The rarity of LG-TNBCs poses challenges in developing evidence-based treatment guidelines, as most data derive from case reports and small series. Collaborative registries and molecularly annotated datasets are needed to better characterize their clinical trajectory, refine diagnostic criteria, and identify novel therapeutic vulnerabilities. Furthermore, the question of whether all LG-TNBCs represent a biologically unified group or simply a heterogeneous collection of salivary gland-like tumors occurring in the breast remains open. Molecular profiling studies suggest both shared features (e.g., indolent clinical behavior, low TP53 mutation frequency) and unique, entity-specific drivers.

Despite recent advances in the molecular characterization of low-grade triple-negative breast cancers (LG-TNBCs), significant gaps remain in the understanding of their long-term clinical outcomes and optimal therapeutic strategies. There is a paucity of prospective, subtype-specific data, particularly regarding the efficacy and durability of targeted therapies such as tropomyosin receptor kinase (TRK) and phosphoinositide 3-kinase (PI3K) pathway inhibitors. While multi-omics profiling has identified actionable kinase-driven alterations and PI3K/Akt/mTOR pathway dysregulation in subsets of TNBC, clinical trials of these agents have yielded limited efficacy in unselected populations, and resistance mechanisms remain a major barrier to durable responses [199,200,201,202].

The absence of robust long-term outcome data for LG-TNBCs, including recurrence rates, survival, and quality-of-life metrics, impedes the development of evidence-based guidelines and risk-adapted management. Priority areas for collaborative research include the establishment of international registries and molecularly annotated cohorts to enable longitudinal outcome tracking, the design of prospective clinical trials stratified by molecular subtype, and the integration of biomarker-driven approaches to optimize patient selection for targeted therapies [179,203,204]. In particular, studies should focus on evaluating the clinical utility of TRK and PI3K pathway inhibitors in LG-TNBCs, elucidating resistance mechanisms, and exploring rational combination strategies with immunotherapy or other targeted agents.

4.10. Limitations and Challenges

Current limitations include the rarity of individual entities limiting robust clinical trial design, variability in diagnostic practices across institutions, and limited long-term follow-up data for newer molecular subtypes. Healthcare access disparities may limit molecular testing availability, particularly in resource-constrained settings.
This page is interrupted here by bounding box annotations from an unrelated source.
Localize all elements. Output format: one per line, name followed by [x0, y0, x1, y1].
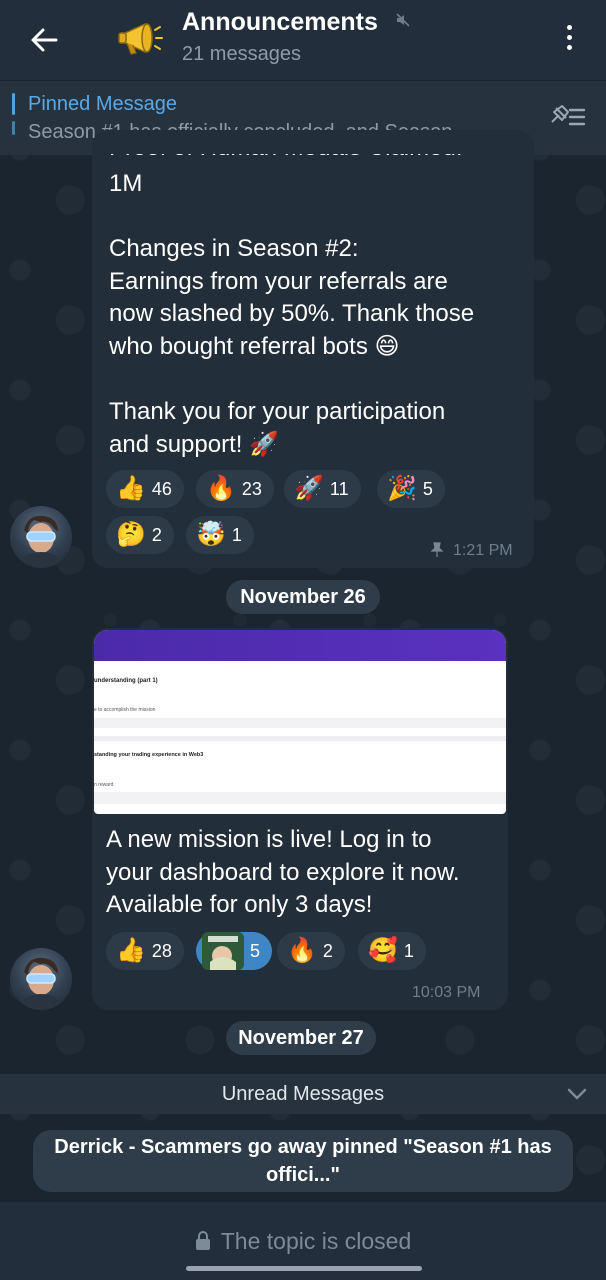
image-text-line: understanding (part 1): [94, 678, 158, 684]
reaction-chip[interactable]: 🔥 23: [196, 470, 274, 508]
reaction-emoji: 🤔: [116, 521, 146, 548]
message-time: 10:03 PM: [412, 984, 481, 1001]
sender-avatar[interactable]: [10, 506, 72, 568]
image-text-line: n reward: [94, 782, 114, 788]
chat-title[interactable]: Announcements: [182, 8, 378, 37]
sender-avatar[interactable]: [10, 948, 72, 1010]
image-divider: [94, 736, 506, 741]
reaction-count: 2: [322, 940, 333, 961]
image-header-strip: [94, 630, 506, 661]
lock-icon: [195, 1231, 211, 1251]
reaction-count: 46: [151, 478, 172, 499]
message-image[interactable]: understanding (part 1) e to accomplish t…: [94, 630, 506, 814]
reaction-chip[interactable]: 👍 28: [106, 932, 184, 970]
pinned-indicator-secondary: [12, 121, 15, 135]
image-row: [94, 792, 506, 804]
reaction-chip[interactable]: 👍 46: [106, 470, 184, 508]
reaction-count: 1: [231, 524, 242, 545]
reaction-emoji: 🎉: [387, 475, 417, 502]
reaction-emoji: 🤯: [196, 521, 226, 548]
pinned-indicator: [12, 93, 15, 115]
message-count: 21 messages: [182, 43, 301, 65]
home-indicator: [186, 1266, 422, 1271]
reaction-chip[interactable]: 🤔 2: [106, 516, 174, 554]
muted-icon: [395, 12, 411, 28]
message-text: A new mission is live! Log in to your da…: [106, 826, 460, 919]
reaction-emoji: 👍: [116, 475, 146, 502]
image-row: [94, 718, 506, 728]
reaction-chip[interactable]: 🚀 11: [284, 470, 361, 508]
reaction-chip[interactable]: 🤯 1: [186, 516, 254, 554]
topic-closed-text: The topic is closed: [220, 1227, 412, 1254]
back-arrow-icon[interactable]: [22, 18, 66, 62]
reaction-emoji: 🚀: [294, 475, 324, 502]
unread-messages-divider: Unread Messages: [0, 1074, 606, 1114]
reaction-chip-selected[interactable]: 5: [196, 932, 273, 970]
reaction-count: 1: [403, 940, 414, 961]
reaction-count: 23: [241, 478, 262, 499]
pinned-title: Pinned Message: [28, 93, 177, 115]
chat-header: Announcements 21 messages: [0, 0, 606, 80]
date-separator: November 26: [226, 580, 380, 614]
chevron-down-icon[interactable]: [566, 1086, 588, 1107]
reaction-emoji: 🔥: [287, 937, 317, 964]
unread-label: Unread Messages: [221, 1082, 385, 1105]
reaction-count: 5: [250, 940, 261, 961]
image-text-line: standing your trading experience in Web3: [94, 752, 204, 758]
megaphone-icon[interactable]: [114, 12, 166, 64]
reaction-emoji: 🥰: [368, 937, 398, 964]
pin-icon: [430, 542, 444, 563]
pinned-list-icon[interactable]: [546, 102, 588, 132]
date-separator: November 27: [226, 1021, 376, 1055]
message-time: 1:21 PM: [453, 542, 513, 559]
reaction-count: 5: [422, 478, 433, 499]
reaction-emoji: 👍: [116, 937, 146, 964]
reaction-chip[interactable]: 🥰 1: [358, 932, 426, 970]
reaction-emoji: 🔥: [206, 475, 236, 502]
reaction-count: 28: [151, 940, 172, 961]
reaction-chip[interactable]: 🔥 2: [277, 932, 345, 970]
message-text: 1M Changes in Season #2: Earnings from y…: [109, 170, 475, 458]
reaction-count: 11: [329, 478, 349, 499]
sticker-reaction-icon: [202, 932, 244, 970]
service-message[interactable]: Derrick - Scammers go away pinned "Seaso…: [33, 1130, 573, 1192]
image-text-line: e to accomplish the mission: [94, 707, 156, 713]
more-options-icon[interactable]: [554, 20, 584, 54]
reaction-chip[interactable]: 🎉 5: [377, 470, 445, 508]
message-text-partial: Proof of Human Medals Claimed:: [109, 154, 462, 165]
reaction-count: 2: [151, 524, 162, 545]
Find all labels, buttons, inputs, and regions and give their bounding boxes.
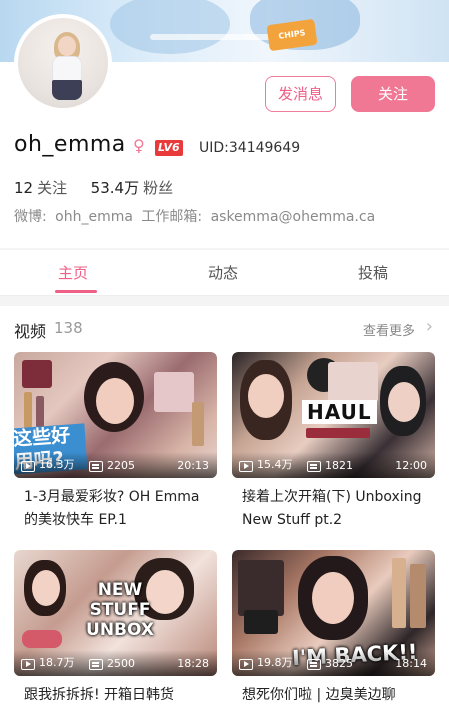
danmaku-count: 3825 — [325, 657, 353, 670]
bio-weibo-label: 微博: — [14, 209, 47, 225]
video-grid: 这些好用吗? 16.3万 2205 20:13 1-3月最爱彩妆? OH Emm… — [0, 340, 449, 711]
followers-label: 粉丝 — [143, 179, 174, 197]
video-duration: 12:00 — [395, 459, 427, 472]
following-label: 关注 — [37, 179, 68, 197]
danmaku-count-icon — [307, 461, 321, 472]
following-count: 12 — [14, 179, 34, 197]
video-card[interactable]: NEW STUFF UNBOX 18.7万 2500 18:28 跟我拆拆拆! … — [14, 550, 217, 711]
chevron-right-icon[interactable]: › — [426, 316, 433, 337]
following-stat[interactable]: 12 关注 — [14, 179, 72, 197]
videos-section-title: 视频 — [14, 322, 47, 341]
tab-uploads[interactable]: 投稿 — [358, 262, 388, 283]
gender-female-icon: ♀ — [133, 136, 145, 155]
video-card[interactable]: 这些好用吗? 16.3万 2205 20:13 1-3月最爱彩妆? OH Emm… — [14, 352, 217, 540]
view-count: 18.7万 — [39, 656, 75, 669]
banner-decoration — [110, 0, 230, 54]
video-title[interactable]: 接着上次开箱(下) Unboxing New Stuff pt.2 — [232, 478, 435, 540]
followers-stat[interactable]: 53.4万 粉丝 — [91, 179, 173, 197]
level-badge: LV6 — [155, 140, 183, 156]
danmaku-count: 1821 — [325, 459, 353, 472]
play-count-icon — [21, 659, 35, 670]
see-more-link[interactable]: 查看更多 — [363, 320, 415, 339]
bio-weibo-value: ohh_emma — [55, 209, 133, 225]
video-duration: 18:28 — [177, 657, 209, 670]
bio-email-value: askemma@ohemma.ca — [210, 209, 376, 225]
tab-home[interactable]: 主页 — [58, 262, 88, 283]
thumbnail-overlay-text: HAUL — [302, 400, 377, 424]
video-thumbnail: HAUL 15.4万 1821 12:00 — [232, 352, 435, 478]
video-duration: 20:13 — [177, 459, 209, 472]
view-count: 19.8万 — [257, 656, 293, 669]
view-count: 16.3万 — [39, 458, 75, 471]
active-tab-indicator — [55, 290, 97, 293]
video-title[interactable]: 想死你们啦 | 边臭美边聊 — [232, 676, 435, 711]
username: oh_emma — [14, 132, 126, 157]
video-title[interactable]: 跟我拆拆拆! 开箱日韩货 — [14, 676, 217, 711]
play-count-icon — [239, 461, 253, 472]
video-thumbnail: NEW STUFF UNBOX 18.7万 2500 18:28 — [14, 550, 217, 676]
play-count-icon — [21, 461, 35, 472]
send-message-button[interactable]: 发消息 — [265, 76, 336, 112]
video-thumbnail: 这些好用吗? 16.3万 2205 20:13 — [14, 352, 217, 478]
thumbnail-overlay-text: NEW STUFF UNBOX — [86, 580, 154, 640]
follow-button[interactable]: 关注 — [351, 76, 435, 112]
profile-bio: 微博: ohh_emma 工作邮箱: askemma@ohemma.ca — [14, 206, 375, 226]
tab-activity[interactable]: 动态 — [208, 262, 238, 283]
profile-tabs: 主页 动态 投稿 — [0, 250, 449, 296]
video-card[interactable]: HAUL 15.4万 1821 12:00 接着上次开箱(下) Unboxing… — [232, 352, 435, 540]
danmaku-count-icon — [89, 659, 103, 670]
video-duration: 18:14 — [395, 657, 427, 670]
avatar[interactable] — [14, 14, 112, 112]
danmaku-count-icon — [307, 659, 321, 670]
video-card[interactable]: I'M BACK!! 19.8万 3825 18:14 想死你们啦 | 边臭美边… — [232, 550, 435, 711]
videos-count: 138 — [54, 319, 83, 337]
followers-count: 53.4万 — [90, 179, 140, 197]
play-count-icon — [239, 659, 253, 670]
danmaku-count: 2205 — [107, 459, 135, 472]
view-count: 15.4万 — [257, 458, 293, 471]
danmaku-count: 2500 — [107, 657, 135, 670]
user-id: UID:34149649 — [199, 140, 301, 156]
profile-stats: 12 关注 53.4万 粉丝 — [14, 177, 173, 198]
bio-email-label: 工作邮箱: — [141, 209, 203, 225]
danmaku-count-icon — [89, 461, 103, 472]
video-title[interactable]: 1-3月最爱彩妆? OH Emma的美妆快车 EP.1 — [14, 478, 217, 540]
video-thumbnail: I'M BACK!! 19.8万 3825 18:14 — [232, 550, 435, 676]
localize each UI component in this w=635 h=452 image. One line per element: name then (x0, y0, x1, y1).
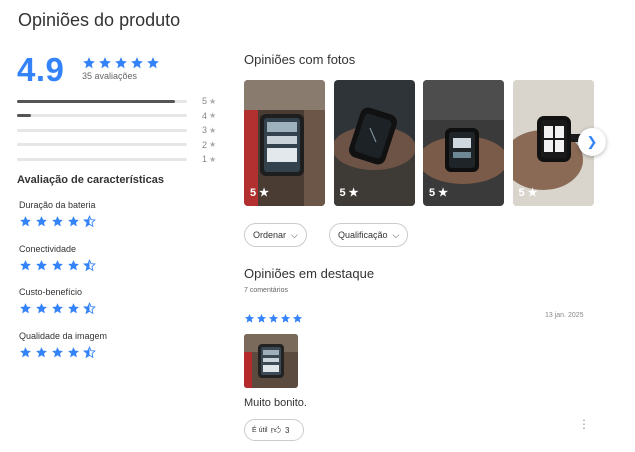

Future research priorities include prospective validation of de-escalation strategies, development of predictive biomarkers for treatment selection, and investigation of resistance mechanisms to targeted therapies. International collaborative registries are essential for accumulating sufficient data on these rare entities.

5. Conclusions

Low-grade triple-negative breast carcinomas (LG-TNBCs) constitute a rare but clinically important subset of breast cancers. Despite their triple-negative immunoprofile, these tumors differ markedly from conventional high-grade TNBC in morphology, molecular alterations, clinical behavior, and prognosis. Recognition of distinct entities—including adenoid cystic carcinoma, secretory carcinoma, acinic cell carcinoma, tall cell carcinoma with reversed polarity, low-grade adenosquamous carcinoma, fibromatosis-like metaplastic carcinoma, and mucoepidermoid carcinoma—is essential to avoid overtreatment and to guide patient management appropriately.

Molecular characterization plays a growing role in diagnosis and precision therapy, exemplified by the identification of ETV6–NTRK3 fusions in secretory carcinoma and MYB rearrangements in adenoid cystic carcinoma. Surgical excision with clear margins remains the mainstay of treatment for most LG-TNBCs, while systemic therapy is generally reserved for rare high-grade or metastatic cases.

Future studies leveraging multicenter registries and molecular profiling are needed to refine diagnostic criteria, clarify natural history, and identify additional therapeutic targets. Ultimately, heightened awareness and careful characterization of LG-TNBCs allow clinicians and pathologists to provide prognostically accurate counseling and personalized management, improving outcomes while minimizing unnecessary interventions.